Think it needs coil, condenser, maybe points. Has a 10" hard nose bar.


----------



## Cut4fun (Feb 25, 2006)

*More pits of sides off*

Here they are scottr. Will put more on next thread. I think we can only do 5 at a time still.


----------



## Cut4fun (Feb 25, 2006)

*more pits and gauge*

3 more pits for a total of 8 to link to you.


----------



## scottr (Feb 25, 2006)

*XX Pictures*

Thanks for the pictures of the Poulan XX , it's a nice looking saw .


----------



## casey v (Feb 25, 2006)

Hi Cut4fun,

I have the same saw except it says Craftsman on the side. The circuit plate gasket and diaphram were missing from the carb. If you are redoing your carb, could you please post a pic of the circuit plate gasket and Diaphram so I know which ones from the rebuild kit to use. 

Thanks Mike


----------



## Cut4fun (Feb 26, 2006)

*carb breakdown and xx breakdown in parts*



casey v said:


> Hi Cut4fun,
> 
> I have the same saw except it says Craftsman on the side. The circuit plate gasket and diaphram were missing from the carb. If you are redoing your carb, could you please post a pic of the circuit plate gasket and Diaphram so I know which ones from the rebuild kit to use.
> 
> Thanks Mike


Hope this helps you too. Carb breakdown piece by piece and parts breakdown of the whole saw on pdf file. http://www.odref.com/poulan/pdf/poulan/gas-saws/20.pdf


----------



## casey v (Feb 26, 2006)

Cut4fun,

That helps a lot.
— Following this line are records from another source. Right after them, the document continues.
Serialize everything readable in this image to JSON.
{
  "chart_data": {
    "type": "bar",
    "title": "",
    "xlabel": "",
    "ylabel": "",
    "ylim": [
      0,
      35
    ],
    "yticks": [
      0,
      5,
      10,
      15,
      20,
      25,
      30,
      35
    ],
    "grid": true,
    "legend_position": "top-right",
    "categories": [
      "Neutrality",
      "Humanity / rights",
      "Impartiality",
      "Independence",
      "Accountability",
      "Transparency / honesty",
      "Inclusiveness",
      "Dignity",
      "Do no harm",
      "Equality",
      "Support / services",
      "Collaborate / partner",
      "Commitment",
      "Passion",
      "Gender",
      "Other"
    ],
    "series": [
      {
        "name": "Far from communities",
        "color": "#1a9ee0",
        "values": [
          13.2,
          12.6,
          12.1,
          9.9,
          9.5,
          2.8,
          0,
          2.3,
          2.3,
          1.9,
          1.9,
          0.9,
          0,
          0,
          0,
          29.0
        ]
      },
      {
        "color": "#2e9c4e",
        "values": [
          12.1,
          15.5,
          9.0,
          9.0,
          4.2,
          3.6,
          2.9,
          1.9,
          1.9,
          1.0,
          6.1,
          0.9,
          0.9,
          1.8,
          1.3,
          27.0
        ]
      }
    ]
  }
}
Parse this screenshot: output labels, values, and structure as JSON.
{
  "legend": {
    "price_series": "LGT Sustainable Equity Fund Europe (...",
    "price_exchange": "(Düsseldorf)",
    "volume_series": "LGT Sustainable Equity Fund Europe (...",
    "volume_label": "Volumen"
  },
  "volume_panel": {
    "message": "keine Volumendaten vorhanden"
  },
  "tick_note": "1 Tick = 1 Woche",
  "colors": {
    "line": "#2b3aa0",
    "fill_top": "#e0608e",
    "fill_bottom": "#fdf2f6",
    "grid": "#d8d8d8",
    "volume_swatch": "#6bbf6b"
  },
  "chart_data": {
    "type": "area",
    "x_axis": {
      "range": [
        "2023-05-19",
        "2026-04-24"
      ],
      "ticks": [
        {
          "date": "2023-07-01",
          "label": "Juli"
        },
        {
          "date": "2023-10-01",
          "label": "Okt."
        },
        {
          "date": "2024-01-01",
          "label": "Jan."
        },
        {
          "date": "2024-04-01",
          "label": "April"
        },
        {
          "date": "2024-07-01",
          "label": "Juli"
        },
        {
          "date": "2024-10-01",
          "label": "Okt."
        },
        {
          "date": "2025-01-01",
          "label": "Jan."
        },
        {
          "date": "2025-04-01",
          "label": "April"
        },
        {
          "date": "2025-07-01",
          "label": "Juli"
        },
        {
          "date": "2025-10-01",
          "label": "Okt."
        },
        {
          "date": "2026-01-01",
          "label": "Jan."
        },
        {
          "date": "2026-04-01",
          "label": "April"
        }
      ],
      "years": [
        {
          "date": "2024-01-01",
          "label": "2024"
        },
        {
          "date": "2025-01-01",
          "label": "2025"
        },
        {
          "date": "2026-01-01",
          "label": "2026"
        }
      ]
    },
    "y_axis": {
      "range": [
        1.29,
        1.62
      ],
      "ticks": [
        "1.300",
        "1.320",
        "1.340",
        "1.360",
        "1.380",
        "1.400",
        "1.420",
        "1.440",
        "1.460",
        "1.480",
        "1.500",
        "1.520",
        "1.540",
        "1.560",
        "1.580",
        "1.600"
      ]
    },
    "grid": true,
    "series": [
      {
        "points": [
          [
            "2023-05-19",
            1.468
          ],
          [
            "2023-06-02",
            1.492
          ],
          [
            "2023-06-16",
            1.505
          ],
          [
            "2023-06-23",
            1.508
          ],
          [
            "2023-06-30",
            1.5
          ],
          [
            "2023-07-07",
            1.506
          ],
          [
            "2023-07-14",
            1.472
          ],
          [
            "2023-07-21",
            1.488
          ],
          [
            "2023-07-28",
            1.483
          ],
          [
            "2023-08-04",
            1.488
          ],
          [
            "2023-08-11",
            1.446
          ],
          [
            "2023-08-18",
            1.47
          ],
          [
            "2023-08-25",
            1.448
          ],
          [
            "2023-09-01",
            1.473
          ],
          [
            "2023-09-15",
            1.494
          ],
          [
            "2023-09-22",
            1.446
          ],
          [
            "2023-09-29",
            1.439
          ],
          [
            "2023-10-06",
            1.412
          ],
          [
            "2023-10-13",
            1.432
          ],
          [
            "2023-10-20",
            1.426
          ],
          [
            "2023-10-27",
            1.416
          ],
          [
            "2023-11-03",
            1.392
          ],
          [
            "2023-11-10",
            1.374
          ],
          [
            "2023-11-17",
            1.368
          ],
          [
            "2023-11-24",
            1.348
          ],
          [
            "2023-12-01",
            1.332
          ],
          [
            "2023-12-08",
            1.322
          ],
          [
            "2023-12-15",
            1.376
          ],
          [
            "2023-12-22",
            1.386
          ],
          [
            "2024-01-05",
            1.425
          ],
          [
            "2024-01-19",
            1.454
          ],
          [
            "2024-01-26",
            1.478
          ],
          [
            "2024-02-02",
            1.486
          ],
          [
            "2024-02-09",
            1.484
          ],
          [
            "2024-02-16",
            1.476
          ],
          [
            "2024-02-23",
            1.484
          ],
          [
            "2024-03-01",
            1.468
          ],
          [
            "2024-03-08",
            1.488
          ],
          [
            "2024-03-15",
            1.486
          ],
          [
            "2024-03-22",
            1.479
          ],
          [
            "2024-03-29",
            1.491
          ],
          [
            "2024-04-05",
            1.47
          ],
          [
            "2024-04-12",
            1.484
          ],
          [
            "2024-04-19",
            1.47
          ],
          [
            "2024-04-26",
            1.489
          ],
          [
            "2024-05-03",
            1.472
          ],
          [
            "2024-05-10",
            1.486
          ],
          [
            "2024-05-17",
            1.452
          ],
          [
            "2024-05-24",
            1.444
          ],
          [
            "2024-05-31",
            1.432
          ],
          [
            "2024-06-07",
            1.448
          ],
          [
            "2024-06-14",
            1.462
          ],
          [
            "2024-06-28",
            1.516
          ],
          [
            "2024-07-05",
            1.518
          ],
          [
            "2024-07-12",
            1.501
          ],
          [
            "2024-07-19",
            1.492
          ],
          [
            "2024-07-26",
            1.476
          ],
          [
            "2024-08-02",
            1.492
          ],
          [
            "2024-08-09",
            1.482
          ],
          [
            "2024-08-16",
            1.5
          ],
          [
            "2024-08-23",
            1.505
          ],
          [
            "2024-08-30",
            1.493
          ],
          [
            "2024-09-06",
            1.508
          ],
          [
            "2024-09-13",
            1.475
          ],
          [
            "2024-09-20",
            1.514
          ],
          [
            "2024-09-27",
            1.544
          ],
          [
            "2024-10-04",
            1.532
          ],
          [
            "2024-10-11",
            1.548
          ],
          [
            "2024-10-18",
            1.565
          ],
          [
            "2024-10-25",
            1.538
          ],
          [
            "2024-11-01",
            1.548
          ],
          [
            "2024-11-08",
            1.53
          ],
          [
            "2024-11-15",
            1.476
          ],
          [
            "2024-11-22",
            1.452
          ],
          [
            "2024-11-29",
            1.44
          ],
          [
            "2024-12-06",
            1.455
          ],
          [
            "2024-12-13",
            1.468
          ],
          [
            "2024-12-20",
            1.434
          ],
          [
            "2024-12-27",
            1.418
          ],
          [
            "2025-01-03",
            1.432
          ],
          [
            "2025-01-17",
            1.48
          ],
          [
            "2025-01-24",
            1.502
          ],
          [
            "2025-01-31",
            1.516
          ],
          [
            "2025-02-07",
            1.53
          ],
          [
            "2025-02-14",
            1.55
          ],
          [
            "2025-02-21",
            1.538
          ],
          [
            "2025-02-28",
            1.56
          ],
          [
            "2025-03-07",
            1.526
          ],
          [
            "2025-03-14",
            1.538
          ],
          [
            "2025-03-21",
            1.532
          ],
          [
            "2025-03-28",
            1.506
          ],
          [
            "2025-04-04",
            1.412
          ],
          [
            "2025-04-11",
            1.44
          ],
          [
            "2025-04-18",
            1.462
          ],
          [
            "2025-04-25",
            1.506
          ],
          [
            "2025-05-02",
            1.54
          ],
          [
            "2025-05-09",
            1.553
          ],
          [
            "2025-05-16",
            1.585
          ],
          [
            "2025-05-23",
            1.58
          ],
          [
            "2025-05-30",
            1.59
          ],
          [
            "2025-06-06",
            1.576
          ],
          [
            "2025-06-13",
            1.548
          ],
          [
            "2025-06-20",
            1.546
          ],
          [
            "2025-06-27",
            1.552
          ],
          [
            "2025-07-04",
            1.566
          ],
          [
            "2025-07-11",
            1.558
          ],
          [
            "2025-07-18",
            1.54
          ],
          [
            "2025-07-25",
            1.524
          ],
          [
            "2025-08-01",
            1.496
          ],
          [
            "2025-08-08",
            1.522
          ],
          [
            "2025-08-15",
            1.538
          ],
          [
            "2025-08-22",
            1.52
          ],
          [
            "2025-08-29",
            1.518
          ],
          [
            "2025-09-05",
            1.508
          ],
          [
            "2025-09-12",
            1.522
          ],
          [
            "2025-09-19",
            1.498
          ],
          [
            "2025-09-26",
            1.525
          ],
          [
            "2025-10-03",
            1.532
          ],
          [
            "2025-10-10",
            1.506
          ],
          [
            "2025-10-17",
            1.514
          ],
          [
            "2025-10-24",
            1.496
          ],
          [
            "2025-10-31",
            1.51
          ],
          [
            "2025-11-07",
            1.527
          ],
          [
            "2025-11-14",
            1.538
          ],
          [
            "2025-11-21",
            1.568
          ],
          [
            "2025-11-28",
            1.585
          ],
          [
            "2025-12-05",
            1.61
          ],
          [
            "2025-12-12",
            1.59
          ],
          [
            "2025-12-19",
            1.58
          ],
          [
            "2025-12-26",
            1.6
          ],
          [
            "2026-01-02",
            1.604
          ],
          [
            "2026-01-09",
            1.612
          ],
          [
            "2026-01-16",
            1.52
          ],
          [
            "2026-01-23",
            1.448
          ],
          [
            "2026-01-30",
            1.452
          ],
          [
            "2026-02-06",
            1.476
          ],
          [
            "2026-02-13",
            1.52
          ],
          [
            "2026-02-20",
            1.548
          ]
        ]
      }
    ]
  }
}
It looks like I was putting one too many parts in. 

Thanks Mike


----------



## lewis16 (Sep 6, 2009)

you lucky lucky sod, i am in diar need of either a wright model 111, dolmar hobby 100 or the saw in the pictures, i will pay to get one, anyone have any ideas where i can get one, ebay-no, none on craigslist, im in the uk, not many people use it


----------



## lewis16 (Sep 24, 2009)

try the coil and spark, i bet its that... if there is a problem with it


----------



## Tbird8057 (Mar 7, 2010)

*Trying an XX Rebuild myself*

how did that XX rebuild end up I just found one of these saws at a Thrift Sale and it was flooded in oil sludge I've never done anything like this before, but I'm gonna try to rebuild it. Can't you point me in the direction of any good resources. I have to at least replace one little hose that connects to the bottom of the carburetor at it had stiffened over time and just cracked to pieces when I touched it. Do you know where I can buy parts or kits and if there's any good literature or what not? Thanks.


----------



## Lignator (Nov 25, 2012)

Hi, I just picked up a pair of these poulan XX's. One is a parts saw the other supposedly ran but is leaking bar oil. I think the "running" saw is missing parts as their is a hole out of the crank case that vents to atmosphere. Also, there seems to be a hole out of the oil tank. Anyone with pictures of one that has the sprocket removed would be helpful.


----------



## Swamp Man (Dec 21, 2012)

i got one just like that the only thing wrong with it is it needs a new coil:bang


----------



## Swamp Man (Dec 27, 2012)

i got one just like that but it is rebranded for western auto and all it needs are the coil points and condenser where did/will u get yours


----------